Иван Ефремов
Шрифт:
— Да-а-а… — повернулся к двери и громко позвал жену.
Прибежала взволнованная Таисия Иосифовна в голубом фартуке.
— Что случилось? Тебе плохо?
— Посмотри, какую прелесть нам принесли.
Ефремова сначала осмотрела мужа, успокоилась и осторожно приняла в руки большой кристалл.
— Очень, очень красиво! Приятный блеск, благородный цвет — вполне декоративный камень.
Кристалл водрузили в центре столика, расселись вокруг, как язычники, и долго любовались мягкими переливами света на чешуйках слюды.
Ефремов
— Посидите, пожалуйста. Мне надо позвонить.
— Только недолго, всё уже на столе.
— Я мигом, — кивнул Ефремов и вышел.
Неловко помолчали.
— Прекрасная слюда, — сказала Таисия Иосифовна, прислушиваясь к голосу мужа. — Очень рада за вас, очень.
— Вы читали…
— Не стала читать, больше по сплетням знаю.
— По сплетням?
— Иван Антонович очень подробно делился с ним замыслами. Потом «Час Быка» и этот роман появились почти одновременно. Вот и стали говорить, что книгу написал он, а Ефремов только подписал. Окончательно мы разошлись после того, как он принялся ругать «Крестный ход» Солженицына.
— А как Иван Антонович относится к Солженицыну?
— Уважаю его бесстрашие, — сказал бесшумно появившийся Ефремов. — Александр Исаевич выбрал трудный путь, он отчаянно одинок. Но за ним правда.
— Что — попьём чайку? — спросила Таисия Иосифовна.

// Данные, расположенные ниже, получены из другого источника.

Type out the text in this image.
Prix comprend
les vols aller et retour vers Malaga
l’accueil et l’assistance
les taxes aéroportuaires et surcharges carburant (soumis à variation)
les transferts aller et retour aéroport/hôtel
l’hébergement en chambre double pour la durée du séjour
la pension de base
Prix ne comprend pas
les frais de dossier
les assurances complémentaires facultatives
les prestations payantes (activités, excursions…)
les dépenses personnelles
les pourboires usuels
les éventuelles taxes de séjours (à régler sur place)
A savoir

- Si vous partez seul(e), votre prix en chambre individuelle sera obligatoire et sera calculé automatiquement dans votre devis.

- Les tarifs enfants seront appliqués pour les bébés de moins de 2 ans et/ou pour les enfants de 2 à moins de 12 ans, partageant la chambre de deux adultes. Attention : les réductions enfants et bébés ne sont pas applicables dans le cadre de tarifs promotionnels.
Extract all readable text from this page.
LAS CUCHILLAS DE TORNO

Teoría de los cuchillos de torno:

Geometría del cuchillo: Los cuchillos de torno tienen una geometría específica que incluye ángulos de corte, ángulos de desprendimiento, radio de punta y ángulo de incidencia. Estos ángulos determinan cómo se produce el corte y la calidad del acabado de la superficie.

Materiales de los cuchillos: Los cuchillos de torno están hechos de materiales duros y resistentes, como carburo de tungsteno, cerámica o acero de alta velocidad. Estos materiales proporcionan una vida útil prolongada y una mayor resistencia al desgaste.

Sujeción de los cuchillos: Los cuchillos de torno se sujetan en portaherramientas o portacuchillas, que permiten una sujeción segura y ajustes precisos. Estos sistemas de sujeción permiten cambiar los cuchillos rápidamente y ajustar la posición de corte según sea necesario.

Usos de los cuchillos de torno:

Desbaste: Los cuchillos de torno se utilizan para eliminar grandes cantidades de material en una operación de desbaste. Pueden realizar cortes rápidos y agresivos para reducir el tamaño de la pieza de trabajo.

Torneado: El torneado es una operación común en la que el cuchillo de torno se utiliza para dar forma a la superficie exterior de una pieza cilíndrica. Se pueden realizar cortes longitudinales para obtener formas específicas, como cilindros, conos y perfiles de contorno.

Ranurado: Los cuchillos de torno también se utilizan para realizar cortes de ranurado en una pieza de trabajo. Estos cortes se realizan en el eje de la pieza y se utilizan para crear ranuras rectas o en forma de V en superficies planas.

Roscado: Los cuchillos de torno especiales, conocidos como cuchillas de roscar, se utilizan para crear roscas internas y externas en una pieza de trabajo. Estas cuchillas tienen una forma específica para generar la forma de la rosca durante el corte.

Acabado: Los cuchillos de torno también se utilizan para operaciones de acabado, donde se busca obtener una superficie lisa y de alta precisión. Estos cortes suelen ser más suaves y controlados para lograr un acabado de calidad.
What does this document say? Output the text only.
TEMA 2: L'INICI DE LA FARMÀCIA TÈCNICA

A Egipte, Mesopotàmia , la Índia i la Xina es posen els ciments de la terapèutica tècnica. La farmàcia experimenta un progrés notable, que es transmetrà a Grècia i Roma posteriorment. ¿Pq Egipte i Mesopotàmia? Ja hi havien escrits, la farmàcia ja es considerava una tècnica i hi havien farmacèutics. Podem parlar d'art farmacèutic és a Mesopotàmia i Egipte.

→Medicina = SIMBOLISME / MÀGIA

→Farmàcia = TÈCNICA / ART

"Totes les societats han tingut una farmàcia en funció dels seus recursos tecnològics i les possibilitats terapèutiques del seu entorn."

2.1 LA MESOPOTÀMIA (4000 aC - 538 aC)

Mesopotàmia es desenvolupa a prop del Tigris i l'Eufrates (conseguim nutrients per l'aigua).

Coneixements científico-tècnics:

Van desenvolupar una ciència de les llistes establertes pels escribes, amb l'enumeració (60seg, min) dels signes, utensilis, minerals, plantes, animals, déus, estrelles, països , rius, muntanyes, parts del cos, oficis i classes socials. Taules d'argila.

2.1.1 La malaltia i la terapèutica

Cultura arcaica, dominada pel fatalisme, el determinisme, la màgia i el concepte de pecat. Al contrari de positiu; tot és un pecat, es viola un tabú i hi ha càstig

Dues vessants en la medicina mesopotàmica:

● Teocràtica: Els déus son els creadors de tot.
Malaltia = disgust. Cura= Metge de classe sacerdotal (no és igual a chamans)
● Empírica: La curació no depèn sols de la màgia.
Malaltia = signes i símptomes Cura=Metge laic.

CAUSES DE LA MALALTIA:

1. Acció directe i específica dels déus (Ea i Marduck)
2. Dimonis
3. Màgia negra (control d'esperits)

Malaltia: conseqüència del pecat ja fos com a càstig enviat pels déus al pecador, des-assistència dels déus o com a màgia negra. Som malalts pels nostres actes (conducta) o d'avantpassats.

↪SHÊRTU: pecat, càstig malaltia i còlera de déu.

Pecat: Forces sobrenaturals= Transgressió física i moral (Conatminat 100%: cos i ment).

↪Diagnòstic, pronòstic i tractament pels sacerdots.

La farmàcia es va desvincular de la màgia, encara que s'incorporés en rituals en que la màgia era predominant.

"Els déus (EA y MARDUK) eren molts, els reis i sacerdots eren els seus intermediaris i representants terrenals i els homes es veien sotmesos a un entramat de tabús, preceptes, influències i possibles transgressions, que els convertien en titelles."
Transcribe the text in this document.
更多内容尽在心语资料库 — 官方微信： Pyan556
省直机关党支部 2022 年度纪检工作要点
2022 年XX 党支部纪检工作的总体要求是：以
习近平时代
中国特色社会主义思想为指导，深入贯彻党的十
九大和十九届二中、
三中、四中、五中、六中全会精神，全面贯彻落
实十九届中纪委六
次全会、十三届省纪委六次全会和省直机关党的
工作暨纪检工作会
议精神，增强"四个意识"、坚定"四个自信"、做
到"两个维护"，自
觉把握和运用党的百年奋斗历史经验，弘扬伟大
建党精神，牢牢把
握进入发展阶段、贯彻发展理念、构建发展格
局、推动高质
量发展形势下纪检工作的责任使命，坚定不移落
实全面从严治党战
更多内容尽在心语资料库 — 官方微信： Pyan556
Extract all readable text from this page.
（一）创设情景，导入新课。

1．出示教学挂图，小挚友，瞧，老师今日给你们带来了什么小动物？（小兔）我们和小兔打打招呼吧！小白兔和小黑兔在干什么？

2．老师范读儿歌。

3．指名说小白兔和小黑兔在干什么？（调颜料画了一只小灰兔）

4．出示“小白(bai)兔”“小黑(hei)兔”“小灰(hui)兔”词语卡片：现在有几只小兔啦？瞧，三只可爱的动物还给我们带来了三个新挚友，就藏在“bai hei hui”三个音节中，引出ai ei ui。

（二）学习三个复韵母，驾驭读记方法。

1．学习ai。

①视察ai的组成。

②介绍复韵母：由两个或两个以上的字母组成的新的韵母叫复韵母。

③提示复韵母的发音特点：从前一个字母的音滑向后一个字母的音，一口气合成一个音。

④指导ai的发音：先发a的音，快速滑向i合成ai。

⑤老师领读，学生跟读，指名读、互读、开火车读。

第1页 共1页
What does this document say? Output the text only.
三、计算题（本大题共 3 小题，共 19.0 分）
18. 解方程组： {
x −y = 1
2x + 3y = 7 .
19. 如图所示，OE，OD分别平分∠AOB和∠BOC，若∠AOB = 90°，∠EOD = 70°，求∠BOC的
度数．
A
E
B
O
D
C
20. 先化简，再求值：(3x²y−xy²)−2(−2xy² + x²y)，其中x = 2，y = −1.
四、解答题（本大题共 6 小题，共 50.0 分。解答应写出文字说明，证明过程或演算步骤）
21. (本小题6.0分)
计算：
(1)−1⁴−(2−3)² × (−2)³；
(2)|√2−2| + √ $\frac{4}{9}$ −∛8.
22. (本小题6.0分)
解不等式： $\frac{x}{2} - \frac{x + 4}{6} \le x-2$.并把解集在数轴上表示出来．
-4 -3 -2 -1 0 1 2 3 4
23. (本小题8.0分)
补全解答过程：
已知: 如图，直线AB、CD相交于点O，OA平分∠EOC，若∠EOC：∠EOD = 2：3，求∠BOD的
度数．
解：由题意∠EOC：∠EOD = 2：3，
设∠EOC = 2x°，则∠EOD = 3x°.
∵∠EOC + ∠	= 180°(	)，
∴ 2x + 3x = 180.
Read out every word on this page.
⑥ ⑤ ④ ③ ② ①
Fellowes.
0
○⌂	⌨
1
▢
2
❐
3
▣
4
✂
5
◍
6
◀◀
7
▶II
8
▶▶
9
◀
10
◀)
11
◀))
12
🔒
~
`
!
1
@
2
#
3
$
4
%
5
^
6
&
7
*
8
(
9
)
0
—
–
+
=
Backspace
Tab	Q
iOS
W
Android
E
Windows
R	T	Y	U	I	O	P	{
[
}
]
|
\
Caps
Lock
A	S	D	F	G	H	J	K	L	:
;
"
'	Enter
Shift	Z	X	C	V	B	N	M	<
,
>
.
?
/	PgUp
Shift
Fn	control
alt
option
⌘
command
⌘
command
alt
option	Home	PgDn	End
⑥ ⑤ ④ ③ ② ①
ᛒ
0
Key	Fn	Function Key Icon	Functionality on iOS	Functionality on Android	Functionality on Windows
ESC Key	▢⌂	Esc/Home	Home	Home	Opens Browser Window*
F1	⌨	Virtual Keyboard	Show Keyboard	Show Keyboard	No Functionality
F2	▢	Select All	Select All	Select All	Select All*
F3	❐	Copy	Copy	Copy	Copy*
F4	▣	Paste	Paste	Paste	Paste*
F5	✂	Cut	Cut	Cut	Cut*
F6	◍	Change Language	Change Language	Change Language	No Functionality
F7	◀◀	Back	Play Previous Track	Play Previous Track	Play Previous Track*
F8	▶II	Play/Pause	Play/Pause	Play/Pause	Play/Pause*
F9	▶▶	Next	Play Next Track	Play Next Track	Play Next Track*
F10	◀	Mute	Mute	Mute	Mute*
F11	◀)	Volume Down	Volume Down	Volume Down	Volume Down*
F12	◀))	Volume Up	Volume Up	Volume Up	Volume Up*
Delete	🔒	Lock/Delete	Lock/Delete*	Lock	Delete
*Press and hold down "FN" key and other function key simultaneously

— Конечно! — весело сказал Ефремов.
Перешли в кухню, даже не кухню, а уютную нарядную комнатку с удобными встроенными шкафами (вся меблировка квартиры — по эскизам Ивана Антоновича). Ели тыквенную кашу по-ефремовски, паштет из гусиной печёнки. Пили чай с сыром и яблочным пирогом (фирменное блюдо Таисии Иосифовны). Иван Антонович усиленно угощал Галю миндальными козинаками. Это, мол, любимое лакомство эллинских женщин. Я читал свои стихи. Иван Антонович слушал хорошо: с большим вниманием и доброжелательно.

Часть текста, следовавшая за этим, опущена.